Cette ordonnance du Tribunal Administratif de Nantes concerne un recours en excès de pouvoir formé par M. B A contre une obligation de quitter le territoire français sans délai, assortie d'une interdiction de retour de deux ans. Le tribunal constate que le requérant a été placé en rétention administrative au centre de rétention de Oissel (Seine-Maritime) le 11 août 2024. En application des articles R. 351-3 et R. 922-4 du code de justice administrative, il se déclare territorialement incompétent et transmet le dossier au Tribunal Administratif de Rouen, dans le ressort duquel se situe le lieu de rétention.
Le Tribunal Administratif d'Orléans a rejeté la requête de Mme A B, ressortissante haïtienne, qui contestait un arrêté préfectoral refusant son titre de séjour pour raisons médicales, assorti d'une obligation de quitter le territoire français. La requérante invoquait l'article L. 425-9 du code de l'entrée et du séjour des étrangers et du droit d'asile, mais le tribunal a estimé que l'avis du collège de médecins de l'OFII, concluant à l'absence de conséquences d'une exceptionnelle gravité en cas de défaut de soins, n'était pas contredit par les pièces du dossier. La décision de refus de titre de séjour a donc été jugée légale, entraînant le rejet des conclusions dirigées contre l'obligation de quitter le territoire français.
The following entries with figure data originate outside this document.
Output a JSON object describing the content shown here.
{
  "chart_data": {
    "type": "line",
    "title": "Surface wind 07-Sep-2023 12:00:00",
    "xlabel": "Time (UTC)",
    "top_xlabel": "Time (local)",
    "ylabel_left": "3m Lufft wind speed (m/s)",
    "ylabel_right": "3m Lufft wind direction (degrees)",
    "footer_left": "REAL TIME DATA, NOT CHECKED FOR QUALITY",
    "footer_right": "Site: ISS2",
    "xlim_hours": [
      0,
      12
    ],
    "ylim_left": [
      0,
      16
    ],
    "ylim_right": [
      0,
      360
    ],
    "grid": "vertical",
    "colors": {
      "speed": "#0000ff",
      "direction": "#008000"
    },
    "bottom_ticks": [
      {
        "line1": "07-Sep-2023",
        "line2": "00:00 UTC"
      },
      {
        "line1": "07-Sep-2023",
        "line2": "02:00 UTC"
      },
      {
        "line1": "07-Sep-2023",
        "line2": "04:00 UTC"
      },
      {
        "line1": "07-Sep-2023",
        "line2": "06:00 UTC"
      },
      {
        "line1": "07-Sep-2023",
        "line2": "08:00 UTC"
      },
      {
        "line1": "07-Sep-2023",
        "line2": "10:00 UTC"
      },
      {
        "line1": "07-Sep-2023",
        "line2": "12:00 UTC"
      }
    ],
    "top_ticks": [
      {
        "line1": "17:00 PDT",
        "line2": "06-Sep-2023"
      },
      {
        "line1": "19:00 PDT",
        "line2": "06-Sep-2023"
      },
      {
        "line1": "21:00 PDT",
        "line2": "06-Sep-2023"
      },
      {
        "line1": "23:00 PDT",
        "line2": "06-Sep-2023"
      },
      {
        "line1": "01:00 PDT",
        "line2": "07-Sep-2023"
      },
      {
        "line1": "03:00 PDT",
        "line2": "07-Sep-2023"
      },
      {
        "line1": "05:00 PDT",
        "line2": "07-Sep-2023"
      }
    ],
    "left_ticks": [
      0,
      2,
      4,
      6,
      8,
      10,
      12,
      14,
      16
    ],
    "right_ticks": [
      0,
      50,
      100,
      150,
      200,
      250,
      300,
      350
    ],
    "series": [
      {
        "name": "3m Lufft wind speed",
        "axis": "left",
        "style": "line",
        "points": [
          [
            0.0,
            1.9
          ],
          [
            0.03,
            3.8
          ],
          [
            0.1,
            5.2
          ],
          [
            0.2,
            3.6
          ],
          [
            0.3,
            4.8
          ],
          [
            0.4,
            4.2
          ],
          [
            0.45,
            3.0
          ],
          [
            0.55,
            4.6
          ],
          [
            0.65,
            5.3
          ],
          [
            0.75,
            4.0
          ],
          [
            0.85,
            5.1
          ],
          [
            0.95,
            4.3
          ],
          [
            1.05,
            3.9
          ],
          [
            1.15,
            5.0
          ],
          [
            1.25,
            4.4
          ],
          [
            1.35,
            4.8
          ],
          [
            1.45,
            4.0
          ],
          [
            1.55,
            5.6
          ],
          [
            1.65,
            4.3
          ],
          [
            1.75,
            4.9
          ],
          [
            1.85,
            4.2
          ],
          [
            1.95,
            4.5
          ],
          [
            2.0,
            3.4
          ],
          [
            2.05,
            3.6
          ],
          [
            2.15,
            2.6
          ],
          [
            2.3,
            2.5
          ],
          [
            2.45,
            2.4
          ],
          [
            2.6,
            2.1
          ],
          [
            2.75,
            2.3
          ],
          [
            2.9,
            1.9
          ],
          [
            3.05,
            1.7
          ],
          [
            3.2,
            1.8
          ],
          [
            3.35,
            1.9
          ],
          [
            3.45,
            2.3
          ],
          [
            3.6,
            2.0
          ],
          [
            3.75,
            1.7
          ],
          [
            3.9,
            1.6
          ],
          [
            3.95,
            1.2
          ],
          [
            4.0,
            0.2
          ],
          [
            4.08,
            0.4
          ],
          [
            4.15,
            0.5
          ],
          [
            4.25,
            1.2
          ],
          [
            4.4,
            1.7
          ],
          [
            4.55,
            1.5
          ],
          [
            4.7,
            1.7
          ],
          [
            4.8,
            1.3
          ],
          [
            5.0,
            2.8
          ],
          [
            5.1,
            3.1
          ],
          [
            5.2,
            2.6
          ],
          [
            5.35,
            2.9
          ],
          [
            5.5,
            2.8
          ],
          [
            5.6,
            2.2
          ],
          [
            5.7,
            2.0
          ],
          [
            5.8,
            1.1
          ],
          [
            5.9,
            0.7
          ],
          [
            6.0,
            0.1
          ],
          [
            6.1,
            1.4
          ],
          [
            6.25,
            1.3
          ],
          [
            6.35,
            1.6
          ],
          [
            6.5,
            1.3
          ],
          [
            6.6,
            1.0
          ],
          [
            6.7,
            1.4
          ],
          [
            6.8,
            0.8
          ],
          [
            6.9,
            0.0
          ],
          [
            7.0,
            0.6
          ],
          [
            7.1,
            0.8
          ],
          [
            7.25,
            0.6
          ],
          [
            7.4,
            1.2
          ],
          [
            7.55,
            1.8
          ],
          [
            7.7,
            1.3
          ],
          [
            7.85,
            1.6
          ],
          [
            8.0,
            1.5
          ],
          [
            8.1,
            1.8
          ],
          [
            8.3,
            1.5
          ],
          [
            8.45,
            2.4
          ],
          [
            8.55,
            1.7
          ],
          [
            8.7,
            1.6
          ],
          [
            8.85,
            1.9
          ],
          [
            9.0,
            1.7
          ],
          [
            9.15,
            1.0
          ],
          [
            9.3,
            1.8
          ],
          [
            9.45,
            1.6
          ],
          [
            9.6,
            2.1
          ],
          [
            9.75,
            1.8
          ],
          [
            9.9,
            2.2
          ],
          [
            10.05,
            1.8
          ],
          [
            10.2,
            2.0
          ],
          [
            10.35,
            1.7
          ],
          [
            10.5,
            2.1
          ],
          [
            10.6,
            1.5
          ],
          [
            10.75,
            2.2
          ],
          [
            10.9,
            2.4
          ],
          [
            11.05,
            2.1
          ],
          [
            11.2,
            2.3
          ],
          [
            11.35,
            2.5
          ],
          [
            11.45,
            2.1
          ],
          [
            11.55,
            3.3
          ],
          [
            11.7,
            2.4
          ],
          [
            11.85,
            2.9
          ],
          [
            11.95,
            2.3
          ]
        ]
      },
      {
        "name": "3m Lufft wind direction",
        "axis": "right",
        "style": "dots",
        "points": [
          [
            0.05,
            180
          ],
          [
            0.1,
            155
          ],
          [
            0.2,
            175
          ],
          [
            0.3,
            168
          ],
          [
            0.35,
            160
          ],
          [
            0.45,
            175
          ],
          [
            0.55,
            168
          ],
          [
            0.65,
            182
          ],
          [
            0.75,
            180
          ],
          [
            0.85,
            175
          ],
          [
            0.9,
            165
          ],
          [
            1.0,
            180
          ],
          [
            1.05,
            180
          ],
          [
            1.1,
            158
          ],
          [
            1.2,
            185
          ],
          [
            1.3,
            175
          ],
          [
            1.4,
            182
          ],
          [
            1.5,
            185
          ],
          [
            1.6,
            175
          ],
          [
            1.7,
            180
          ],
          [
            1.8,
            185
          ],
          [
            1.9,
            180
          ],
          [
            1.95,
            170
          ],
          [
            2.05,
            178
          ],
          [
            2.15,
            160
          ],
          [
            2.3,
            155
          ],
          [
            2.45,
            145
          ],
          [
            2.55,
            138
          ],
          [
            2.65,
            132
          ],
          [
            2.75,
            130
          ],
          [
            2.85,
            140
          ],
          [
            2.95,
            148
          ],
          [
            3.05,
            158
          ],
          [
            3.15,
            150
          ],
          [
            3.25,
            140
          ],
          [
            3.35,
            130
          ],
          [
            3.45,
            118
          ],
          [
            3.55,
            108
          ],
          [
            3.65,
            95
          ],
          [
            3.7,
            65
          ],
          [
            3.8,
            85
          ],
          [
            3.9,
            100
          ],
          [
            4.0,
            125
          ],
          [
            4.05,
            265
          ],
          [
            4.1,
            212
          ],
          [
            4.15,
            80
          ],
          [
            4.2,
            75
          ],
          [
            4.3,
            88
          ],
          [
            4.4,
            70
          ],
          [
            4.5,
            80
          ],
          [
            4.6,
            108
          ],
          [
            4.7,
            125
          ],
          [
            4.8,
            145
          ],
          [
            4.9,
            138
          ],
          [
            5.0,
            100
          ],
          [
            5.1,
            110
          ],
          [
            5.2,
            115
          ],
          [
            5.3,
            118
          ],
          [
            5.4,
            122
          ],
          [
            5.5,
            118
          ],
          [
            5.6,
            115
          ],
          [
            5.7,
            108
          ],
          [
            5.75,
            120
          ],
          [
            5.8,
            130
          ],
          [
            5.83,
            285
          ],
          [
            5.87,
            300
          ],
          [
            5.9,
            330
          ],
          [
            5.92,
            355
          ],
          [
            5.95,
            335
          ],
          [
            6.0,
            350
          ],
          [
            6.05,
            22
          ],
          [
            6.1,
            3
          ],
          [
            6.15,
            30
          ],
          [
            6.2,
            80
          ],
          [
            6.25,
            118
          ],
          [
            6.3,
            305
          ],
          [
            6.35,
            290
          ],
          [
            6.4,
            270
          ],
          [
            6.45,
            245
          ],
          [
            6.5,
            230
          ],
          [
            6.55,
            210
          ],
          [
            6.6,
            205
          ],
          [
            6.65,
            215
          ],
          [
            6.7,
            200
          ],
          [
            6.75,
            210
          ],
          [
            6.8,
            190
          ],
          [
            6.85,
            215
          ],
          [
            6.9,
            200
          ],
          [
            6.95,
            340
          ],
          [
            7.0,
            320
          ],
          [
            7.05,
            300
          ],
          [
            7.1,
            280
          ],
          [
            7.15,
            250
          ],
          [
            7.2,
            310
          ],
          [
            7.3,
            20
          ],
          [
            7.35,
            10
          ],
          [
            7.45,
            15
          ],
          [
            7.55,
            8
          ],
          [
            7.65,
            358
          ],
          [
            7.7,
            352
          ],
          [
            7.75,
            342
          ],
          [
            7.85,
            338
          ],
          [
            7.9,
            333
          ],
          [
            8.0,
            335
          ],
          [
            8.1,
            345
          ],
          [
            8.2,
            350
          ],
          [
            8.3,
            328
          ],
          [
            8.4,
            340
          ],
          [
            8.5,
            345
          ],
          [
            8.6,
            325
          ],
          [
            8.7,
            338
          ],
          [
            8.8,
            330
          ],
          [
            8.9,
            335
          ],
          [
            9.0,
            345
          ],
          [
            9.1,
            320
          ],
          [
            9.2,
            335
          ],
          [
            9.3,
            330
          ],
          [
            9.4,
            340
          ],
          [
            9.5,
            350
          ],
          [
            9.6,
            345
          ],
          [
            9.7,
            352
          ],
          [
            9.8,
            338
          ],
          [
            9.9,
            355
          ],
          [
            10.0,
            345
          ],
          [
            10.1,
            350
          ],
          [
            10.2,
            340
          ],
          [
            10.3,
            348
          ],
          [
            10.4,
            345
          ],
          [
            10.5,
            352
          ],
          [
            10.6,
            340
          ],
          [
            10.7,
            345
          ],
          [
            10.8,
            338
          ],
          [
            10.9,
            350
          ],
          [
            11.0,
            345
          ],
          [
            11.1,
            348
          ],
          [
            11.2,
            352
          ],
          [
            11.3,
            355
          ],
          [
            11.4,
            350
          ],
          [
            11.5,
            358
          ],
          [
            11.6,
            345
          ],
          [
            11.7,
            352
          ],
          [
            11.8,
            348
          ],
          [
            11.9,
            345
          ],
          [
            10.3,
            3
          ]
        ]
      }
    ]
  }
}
Le Tribunal Administratif de Lyon a été saisi en référé suspension par Mme C, contestant le maintien de son enfant en classe de CE2, décidé par le conseil des maîtres et confirmé par la commission départementale d'appel. La requérante invoquait notamment un défaut de motivation, une composition irrégulière de la commission et une erreur manifeste d'appréciation. Le juge des référés a rejeté la demande, considérant que la condition d'urgence n'était pas remplie et qu'aucun moyen n'était de nature à créer un doute sérieux sur la légalité des décisions. Cette solution s'appuie sur les dispositions de l'article L. 521-1 du code de justice administrative et du code de l'éducation.
Avocat : CHAUPLANNAZ
Le Tribunal Administratif de Marseille a annulé l'arrêté du 16 février 2024 par lequel le préfet des Bouches-du-Rhône refusait de renouveler le certificat de résidence "vie privée et familiale" de Mme C, ressortissante algérienne, et l'obligeait à quitter le territoire. La solution retenue est fondée sur une erreur manifeste d'appréciation au regard de l'article 6-7° de l'accord franco-algérien, compte tenu de l'état de santé grave de la requérante (néphropathie nécessitant une hémodialyse trois fois par semaine) et de l'absence de traitement approprié accessible en Algérie. Le tribunal a également jugé que la décision portant obligation de quitter le territoire était illégale en raison de l'illégalité du refus de titre de séjour.
Avocat : PLANTIN
Le Tribunal Administratif de Pau a été saisi en référé-suspension par plusieurs associations environnementales contre un arrêté interpréfectoral du 12 juillet 2024 fixant les volumes de prélèvements d'eau pour l'irrigation agricole sur le sous-bassin de l'Adour. Les requérantes invoquaient l'urgence et un doute sérieux sur la légalité de l'arrêté, notamment au regard de la directive-cadre sur l'eau (2000/60/CE) et du code de l'environnement, en raison d'un déséquilibre quantitatif entre les prélèvements autorisés et les ressources disponibles. Le tribunal a rejeté la requête, considérant que la condition d'urgence n'était pas remplie, faute de démonstration d'une atteinte suffisamment grave et immédiate aux intérêts environnementaux défendus par les associations.